The move is typical of the 14-year-old independent shop: scrappy, close-knit and quick to spot an opportunity. The Specialist Works has grown through helping post-internet businesses like eHarmony and Elex Games acquire customers in a nimble fashion. They aren’t always used to working with agencies.

“Some of our games publisher clients who are native to mobile never thought of having an agency. They spend $6 million with Facebook directly every month,” explained CEO Martin Woolley.

But beyond their home territory, these businesses need a grip on how to market their business international markets both online and in offline channels like TV and print. The Specialist Works — which now spans eight offices in the U.K., Germany and the U.S. — fills this gap. As of last month, it had passed £100 million ($125 million) in billings.

Left-to-right: A photocopier bus filled with senior staff, the “secret room” behind a bookcase and a meeting room with cloud-shaped props to reduce noise.

While Jesphsons helped the agency deck out the building, the designs themselves came from ideas generated by staffers. On the day the office opened, none of them had any idea which had made the cut across its various themed rooms.

“The day we moved in, everyone who walked through the door got a lift and felt a connection straight away. I think we grew up as an agency that day,” said Woolley.

Inside the Moroccan-themed bar and lounge, egg-themed meeting room and beach-themed spaces, there are plenty of in-jokes. There’s an elevator themed around “Where’s Wally” (“Where’s Waldo” in the U.S.), only Wally is Woolley.

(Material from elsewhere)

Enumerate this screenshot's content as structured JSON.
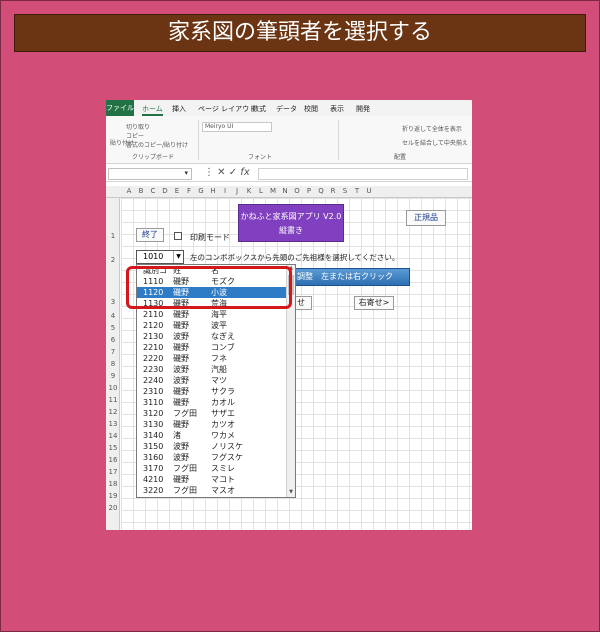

So far, no one has succeeded in locating him in the picture.

Inside the elevator dedicated to CEO Woolley.

In a so-called “secret room,” hidden behind a fake bookcase, there is a framed fake Time magazine excerpt with the picture of founder Jim Lewcock. Other long-standing staffers have their nicknames tagged on the elaborate graffiti mural at the agency’s rooftop. Plus, there are enough framed staff photos dotted around to feel like a family home.

The beach hut-shaped meeting rooms on the top floor of the building, which The Specialist Works rents out to startups.

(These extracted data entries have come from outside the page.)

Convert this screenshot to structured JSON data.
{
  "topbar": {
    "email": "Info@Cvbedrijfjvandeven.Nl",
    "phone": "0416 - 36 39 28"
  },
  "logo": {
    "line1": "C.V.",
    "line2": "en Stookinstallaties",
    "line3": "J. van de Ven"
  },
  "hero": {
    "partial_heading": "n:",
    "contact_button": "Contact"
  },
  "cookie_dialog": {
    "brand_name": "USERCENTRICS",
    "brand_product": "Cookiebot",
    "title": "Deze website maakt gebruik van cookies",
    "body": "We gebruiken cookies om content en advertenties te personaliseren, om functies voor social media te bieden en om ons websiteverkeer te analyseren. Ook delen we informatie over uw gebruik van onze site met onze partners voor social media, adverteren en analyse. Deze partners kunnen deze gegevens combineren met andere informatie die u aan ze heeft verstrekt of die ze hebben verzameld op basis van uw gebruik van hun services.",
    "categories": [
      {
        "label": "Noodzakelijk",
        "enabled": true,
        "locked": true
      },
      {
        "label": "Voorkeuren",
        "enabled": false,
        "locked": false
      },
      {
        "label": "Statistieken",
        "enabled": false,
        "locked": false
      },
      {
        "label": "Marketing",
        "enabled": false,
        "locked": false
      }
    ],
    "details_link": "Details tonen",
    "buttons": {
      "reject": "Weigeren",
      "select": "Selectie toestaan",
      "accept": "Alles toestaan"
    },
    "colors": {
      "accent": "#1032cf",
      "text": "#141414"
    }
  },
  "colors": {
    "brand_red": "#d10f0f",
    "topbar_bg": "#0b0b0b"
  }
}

“On a strategy day a few years ago, we asked everyone to define our culture to help us export it,” said Woolley. “The one word from all groups was ‘family,’ which you can’t claim until staff say it.”

Even though the staff is so closely knit, recruitment remains the biggest challenge for Wolley. In areas like Bath, where its TV specialists reside, the agency is “a big fish in a small pond,” so it can afford to be choosy. In London, it is a matter of fighting off the bigger agency groups.

The office is one of its biggest assets, as is the culture that comes with it. Besides free breakfast, a pay-as-you-feel “honest” bar and “deskies” (desk beer), there’s a “fuck off Friday” at the end of every month where all the team finishes early. Those who overdo it on the honest bar downstairs can call in and take a BOB day (which stands for “burnt or boozed”), or an unplanned holiday.

“We throw an amazing party,” said Woolley. “Up until now, we’ve flown everyone in, but we might have to be careful now the numbers have grown.”

“We’re a bit Marmite as a business,” meaning people either love it or hate it, said Woolley. “But when people have been with us for three years, you can see that they just don’t leave.”

Brightly colored booths line the second floor.

 

Taxidermy from the “secret room,” which also contains a fake fire and a vintage cigar dispenser.

 

The open plan workspace, where everyone enjoys their Friday “deskies.”

 

A few of the family photos that line the agency’s walls.

 

When it’s not raining, the top floor deck hosts various parties and agency events.

 

Lampshades in the office’s “living room” reception space.

 

The table in the “Yolk room,” where the agency’s ideas are, well, incubated.